Surfing and shark encounters go hand in hand in mystery movies. “The Shallows” centers on medical student Nancy Adams and a trip to Mexico that allows her to get high by beating up a wonderful white man. Most of the film takes place in the water. Two hundred meters from shore, after an attack leaves Nancy bloodied and injured. She rows from the rock to the buoy to the whale’s floating carcass, avoiding the shark circling in the water.

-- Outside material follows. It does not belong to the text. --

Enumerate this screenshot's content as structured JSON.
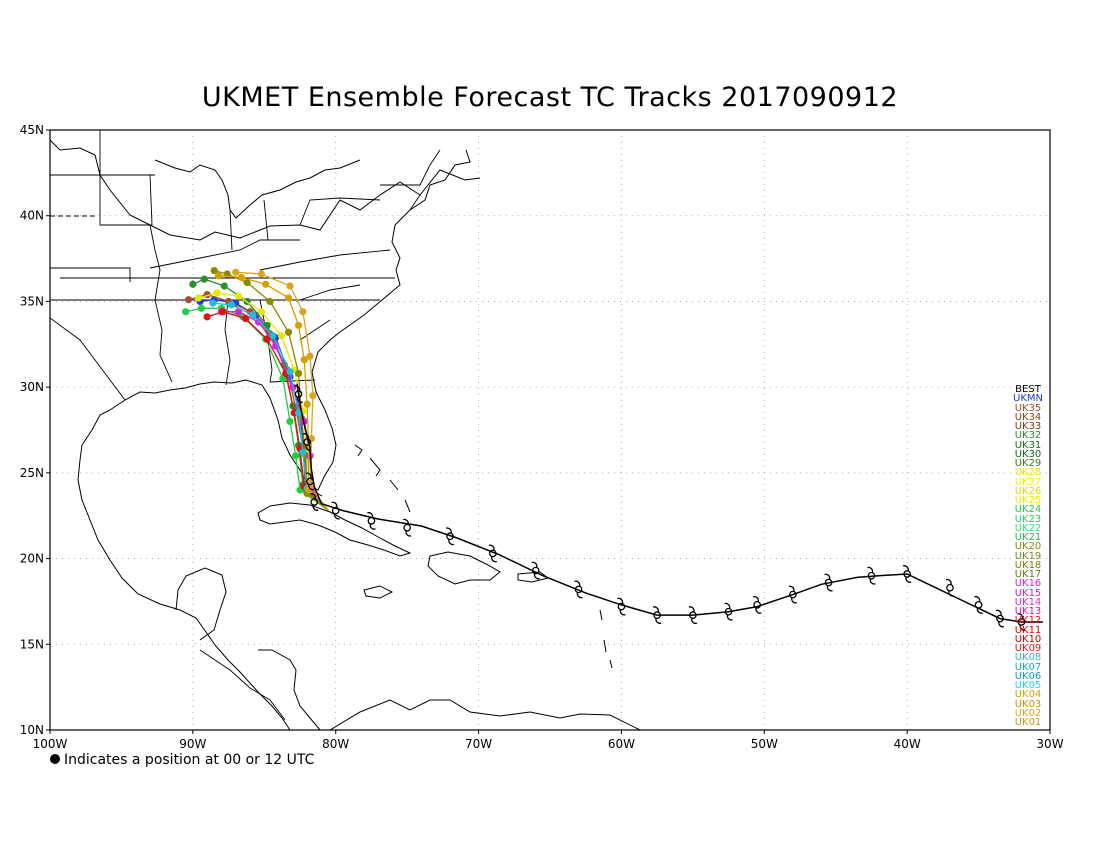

Johannes Roberts’ “47 Meters Down” is a classic survival movie about getting caught between a rock and a hard position; In this case, the “rock” is a shark and the “hard position” is a diving cage that detaches from its cable and sends its tourists several meters further into the ocean. The deficient fools in this terrible scenario are sisters Lisa and Kate (played by Mandy Moore and Claire Holt), and Roberts follows well the duo’s desperation to escape the hell their vacation in Mexico has become: one where sharks circling in circles are the least of their worries when they have to deal with a dwindling source of oxygen. This is one of the few shark movies where the elements of the ocean as a whole are just as terrifying as the wonderful white killers. -BATH
If there’s one mind-blowing action movie fighter you’d need by your side to fight a 75-foot aquatic killing machine, it’s Jason Statham. In the blockbuster “The Meg,” Statham’s rescue diving character, Jonas Taylor, descends into most of the ocean floor to rescue survivors trapped in the Mariana Trench. There, they are trapped and tormented by the megalodon that is believed to be extinct. Loosely based on Steve Alten’s 1997 novel, “The Meg” may have been directed through Disney, which bought the rights to the film shortly after the book was published. But in the end, it was Warner Bros. who stepped in to direct the film more than 20 years later.
It stands to reason that an animated shark voiced by Sylvester Stallone would have a tough build. Although Nanaue is a character of few words, his broad shoulders, large arms, crushing jaw, and webbed hands make him an unstoppable force, capable of even dodging shots with ease. Also known as the Shark King, the wonderful white humanoid is the son of a shark god with the mutant ability to take the form of a human or sea creature. Originally from the Big Island of Hawaii, Nanaue is an enforcer of The Suicide Squad (you know, the one directed by James Gunn) who swallows enemies whole.